My first attempt at making a rubber mould of a Lanston display matrix ended up with a fatal flaw due to an air bubble.
I made a second attempt, hoping to avoid repeating this flaw.
The instructions for the casting resin recommend applying a vacuum to the mould after filling it with resin in order to expand any bubbles, causing them to either pop or float up through their own enhanced buoyancy. I do not have a vacuum pump readily available so I will have to try pouring the resin very carefully and using a fine probe to poke around in all the nooks and crannies of the mat.
Having used the resin once, I decided that it was not necessary to seal the sides of the casting cavity since any resin leakage would be minimal. Sealing would probably still be needed if I were to use a vacuum to remove bubbles.
I also had a better estimate of the amount of resin required to fill the cavity, so I mixed less this time than last.
I poured the resin into the cavity of the matrix very carefully, allowing it to flow on its own along the contours of the type so as to minimize the chances of trapping an air bubble. I also used the tip of a fine copper wire to probe the perimeter of the cavity of the matrix.
The colour balance of this photo is incorrect. This casting has the same pink colour as the previous one.
For the electrical connection for electroforming, I stripped the insulating varnish off some #32 magnet wire, threaded it through the edge of the rubber mould and along its surface, and poked the free end back into the rubber. This held the bare wire more or less in continuous contact with the surface of the mould.
Then I put some of the graphite powder we sell as a papermaking pigment into the cavity of the mould and overlapping onto the wires. I shook off the excess and used a small paint brush to brush off more of the graphite. The graphite is conductive enough to cause the copper to plate over the entire surface, and also acts as a release agent (although I’m not sure if that is necessary with this rubber).
The plating bath and copper anode I used also came from Lacy & Co. but the directions are pretty vague: use between 3 and 9 volts. I settled for adjusting the voltage to produce 200mA of current (this took about 2 or 3 volts).
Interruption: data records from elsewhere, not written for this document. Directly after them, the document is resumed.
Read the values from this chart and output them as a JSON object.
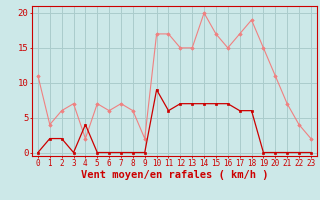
{
  "hours": [
    0,
    1,
    2,
    3,
    4,
    5,
    6,
    7,
    8,
    9,
    10,
    11,
    12,
    13,
    14,
    15,
    16,
    17,
    18,
    19,
    20,
    21,
    22,
    23
  ],
  "rafales": [
    11,
    4,
    6,
    7,
    2,
    7,
    6,
    7,
    6,
    2,
    17,
    17,
    15,
    15,
    20,
    17,
    15,
    17,
    19,
    15,
    11,
    7,
    4,
    2
  ],
  "moyen": [
    0,
    2,
    2,
    0,
    4,
    0,
    0,
    0,
    0,
    0,
    9,
    6,
    7,
    7,
    7,
    7,
    7,
    6,
    6,
    0,
    0,
    0,
    0,
    0
  ],
  "bg_color": "#cce8e8",
  "grid_color": "#aacccc",
  "rafales_color": "#f08080",
  "moyen_color": "#cc0000",
  "axis_label_color": "#cc0000",
  "xlabel": "Vent moyen/en rafales ( km/h )",
  "ylim": [
    -0.5,
    21
  ],
  "xlim": [
    -0.5,
    23.5
  ],
  "yticks": [
    0,
    5,
    10,
    15,
    20
  ],
  "xticks": [
    0,
    1,
    2,
    3,
    4,
    5,
    6,
    7,
    8,
    9,
    10,
    11,
    12,
    13,
    14,
    15,
    16,
    17,
    18,
    19,
    20,
    21,
    22,
    23
  ],
  "xlabel_fontsize": 7.5,
  "tick_fontsize": 5.5,
  "ytick_fontsize": 6.5
}
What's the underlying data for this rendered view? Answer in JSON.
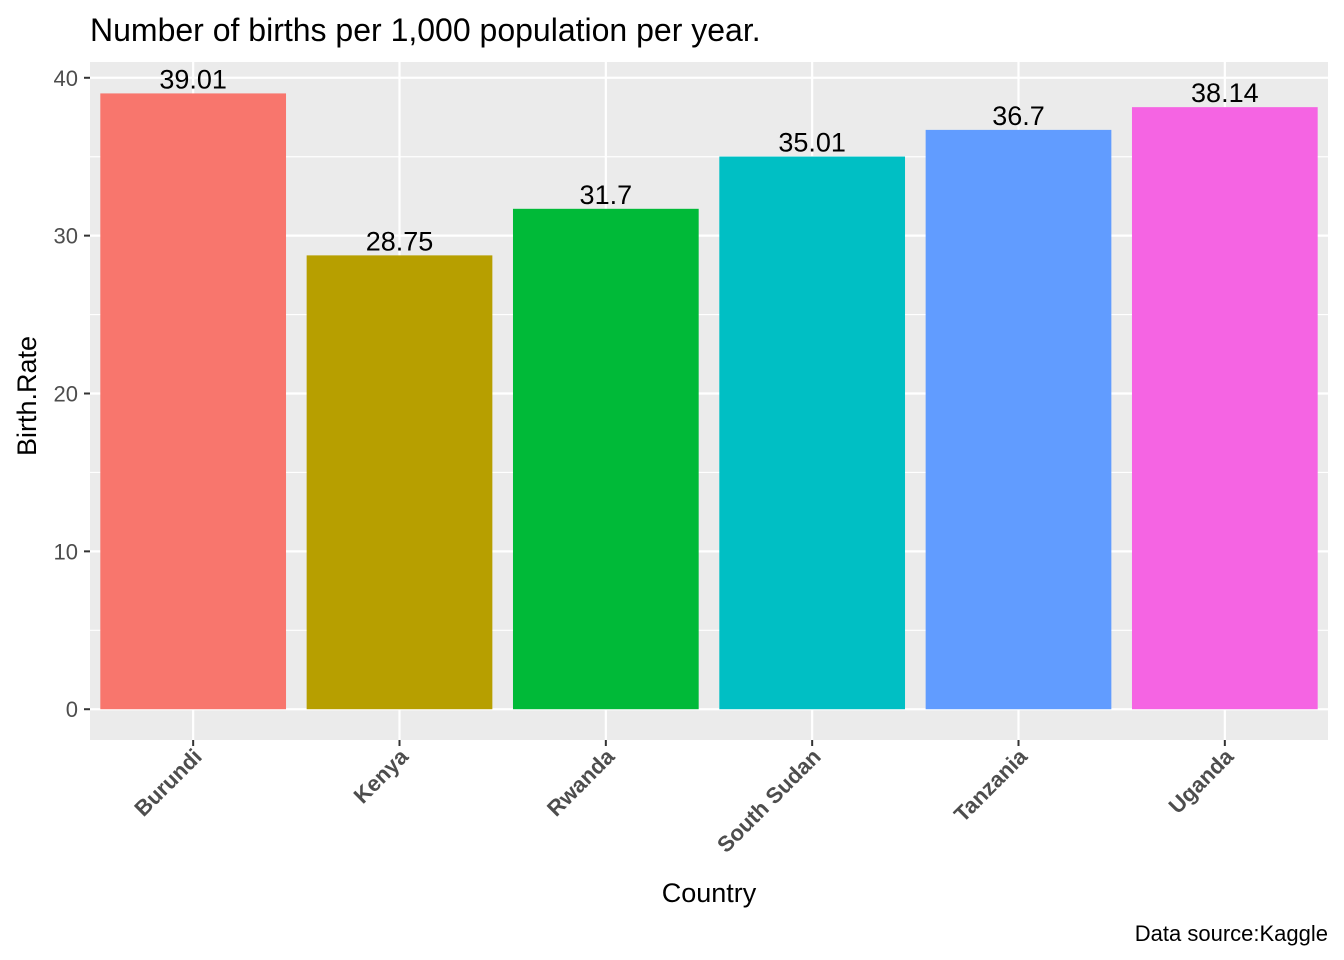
{
  "chart_data": {
    "type": "bar",
    "title": "Number of births per 1,000 population per year.",
    "xlabel": "Country",
    "ylabel": "Birth.Rate",
    "caption": "Data source:Kaggle",
    "categories": [
      "Burundi",
      "Kenya",
      "Rwanda",
      "South Sudan",
      "Tanzania",
      "Uganda"
    ],
    "values": [
      39.01,
      28.75,
      31.7,
      35.01,
      36.7,
      38.14
    ],
    "value_labels": [
      "39.01",
      "28.75",
      "31.7",
      "35.01",
      "36.7",
      "38.14"
    ],
    "colors": [
      "#F8766D",
      "#B79F00",
      "#00BA38",
      "#00BFC4",
      "#619CFF",
      "#F564E3"
    ],
    "yticks": [
      0,
      10,
      20,
      30,
      40
    ],
    "ytick_labels": [
      "0",
      "10",
      "20",
      "30",
      "40"
    ],
    "ylim": [
      -1.95,
      41.0
    ],
    "grid": true,
    "legend": "none"
  }
}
After a few hours of plating, the copper had spread almost completely across the face of the matrix. A bit of the graphite is still visible in the middle. Another hour or two and that was copper-covered as well. The freshly-plated copper has a rather striking reddish colour, quite distinct from the copper colour one normally sees.
Once the surface was covered, the task remained to continue plating until the matrix was thick enough. Because of the plating characteristics of the copper, this is turning out to be harder than expected.